Thursday, March 30, 2017

When Coordination Becomes "Too" Efficient

Two posts from earlier today were otherwise different in nature, but I noticed an interesting connection between them in regard to this post title. One could say today's institutions are doing such a good job sorting for preferred characteristics, they pose further externalities which are gradually becoming more difficult for societies to manage, over time. Specifically, when those externalities are people.

First, Timothy Taylor in "How Between-Firm Inequality Drives Economic and Social Inequality", highlights quotes from an essay by Nicholas Bloom:
The real engine fueling rising income inequality is 'firm inequality'...the best educated and most skilled employees cluster inside the most successful companies, their incomes rising dramatically compared with those of outsiders. This corporate segregation is accelerated by the relentless outsourcing and automation of noncore activities and by growing investment in technology.
However, firms aren't alone, in their contributions to inequality through closer coordination for similarly aligned resource use. As it turns out, municipalities sometimes benefit from similar strategies. In "Restrict Supply, Subsidize Demand", Arnold Kling quotes the Los Angeles Times:
Home builders are not keeping up with demand for homes in California. 
Hence the proposed supply side "solution": subsidized demand. Again, from the Los Angeles Times:
a lot of local municipalities have first-time home buyer-assistance programs and people should look at those programs in their area. You also may be able to qualify for additional assistance as a first-time home buyer based on your occupation, for folks like teachers, firefighters and law enforcement. 
What's interesting is that the listed occupations are necessary components of any thriving community. Yet while private firms increasingly sort for high or low income levels, public sector incomes tend to be a moderate income range - one which ends up competing with lower income levels for an already limited market in "affordable" housing. So if local home prices are mostly well above a given national average, municipalities need to find ways to "make room" for important service functions. The subsidy mostly works as a sorting mechanism. Hence locals "solve" for the services coordination problem, but the result doesn't look like a free market solution.

Yet consider what local public and private interests are attempting to accomplish. Much local real estate becomes closely associated with the core elements (or "core" employee ownership) of today's prosperous firms. Nevertheless, many firms now outsource for non core employees.
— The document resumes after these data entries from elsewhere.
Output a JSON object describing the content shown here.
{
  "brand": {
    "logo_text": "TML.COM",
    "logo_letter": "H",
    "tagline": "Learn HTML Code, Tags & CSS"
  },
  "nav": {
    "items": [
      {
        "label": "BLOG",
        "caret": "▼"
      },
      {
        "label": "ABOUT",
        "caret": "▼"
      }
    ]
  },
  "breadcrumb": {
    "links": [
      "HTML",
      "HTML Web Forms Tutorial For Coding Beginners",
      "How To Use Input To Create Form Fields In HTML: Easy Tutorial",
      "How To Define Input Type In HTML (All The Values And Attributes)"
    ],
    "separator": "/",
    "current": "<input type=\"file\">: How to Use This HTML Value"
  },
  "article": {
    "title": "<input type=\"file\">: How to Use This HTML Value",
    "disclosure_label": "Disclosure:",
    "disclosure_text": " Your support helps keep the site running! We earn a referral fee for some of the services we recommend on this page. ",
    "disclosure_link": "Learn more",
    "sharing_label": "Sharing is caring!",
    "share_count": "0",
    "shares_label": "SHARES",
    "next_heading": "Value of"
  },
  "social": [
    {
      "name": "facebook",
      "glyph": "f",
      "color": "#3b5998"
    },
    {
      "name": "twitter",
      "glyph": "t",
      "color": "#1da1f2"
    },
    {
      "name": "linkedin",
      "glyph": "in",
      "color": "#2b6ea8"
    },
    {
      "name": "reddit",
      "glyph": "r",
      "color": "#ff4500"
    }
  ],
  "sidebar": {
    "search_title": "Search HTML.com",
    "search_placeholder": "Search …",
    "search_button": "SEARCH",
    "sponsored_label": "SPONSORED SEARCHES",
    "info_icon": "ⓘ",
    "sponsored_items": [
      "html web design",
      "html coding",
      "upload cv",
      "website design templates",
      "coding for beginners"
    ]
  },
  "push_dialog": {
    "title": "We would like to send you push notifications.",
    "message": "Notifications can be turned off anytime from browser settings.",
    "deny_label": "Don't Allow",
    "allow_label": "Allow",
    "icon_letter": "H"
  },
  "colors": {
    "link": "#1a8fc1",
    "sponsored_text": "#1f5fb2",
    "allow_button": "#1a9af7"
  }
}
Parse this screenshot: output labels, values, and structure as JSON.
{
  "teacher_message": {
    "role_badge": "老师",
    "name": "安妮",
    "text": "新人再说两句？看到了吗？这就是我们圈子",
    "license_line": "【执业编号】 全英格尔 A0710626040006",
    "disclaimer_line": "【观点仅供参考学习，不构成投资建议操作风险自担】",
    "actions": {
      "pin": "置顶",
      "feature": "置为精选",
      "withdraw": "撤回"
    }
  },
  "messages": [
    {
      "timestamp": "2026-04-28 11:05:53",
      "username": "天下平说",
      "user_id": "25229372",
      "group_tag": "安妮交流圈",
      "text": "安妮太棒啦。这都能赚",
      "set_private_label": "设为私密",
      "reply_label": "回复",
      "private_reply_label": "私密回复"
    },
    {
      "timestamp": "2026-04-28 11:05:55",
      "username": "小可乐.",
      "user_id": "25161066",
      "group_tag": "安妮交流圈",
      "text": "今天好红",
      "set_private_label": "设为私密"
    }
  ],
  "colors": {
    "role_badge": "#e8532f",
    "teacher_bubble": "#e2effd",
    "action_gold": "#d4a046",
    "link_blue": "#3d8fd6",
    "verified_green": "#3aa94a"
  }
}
And the lower levels of compensation these employees receive, mean they'll be searching for affordable housing as well.

While between-firm inequality may not be "fair", or public employee housing preferences on the part of municipalities "free market", these dynamics are different from earlier forms of rent control. Public and private institutions likely resort to these methods because they find them necessary to fulfill their own societal obligations. If public and private interests find it simpler to maintain coordination structures within a similar income range of income, why not strive to broaden this approach so as to make more such clusters possible along a wide range of income potential. Without such efforts, too much knowledge would instead end up clustering along a higher income range, where it becomes increasingly difficult to reach a wide range of markets.

In many respects, a services based economy is different from the spontaneous mobility of an earlier period when it was simpler for a wide range of income groups to live and work in close proximity to one another. Much of this was due to the greater flexibility of tradable sector activity, in which both output and marketplace definition was often subject to continual change in definition. The earlier prominence of tradable sector activity was not only more conducive for physical mobility across regions, but also the mobility of differing income levels among local groups.

That mobility is particularly missed now, as society slowly adjusts to different patterns of wealth creation. It is no longer a simple matter of redistributing wealth or knowledge based skill, from tradable sector output. However, with a little luck, redistribution can take place via time value, and its associated potential for knowledge dispersal. Greater mobility might once again become a possibility. Even better, coordination would no longer be "too efficient". After all, time value could once again pick up the thread that was dropped, when employment in relation to an ever expanding output, finally completed its logical course.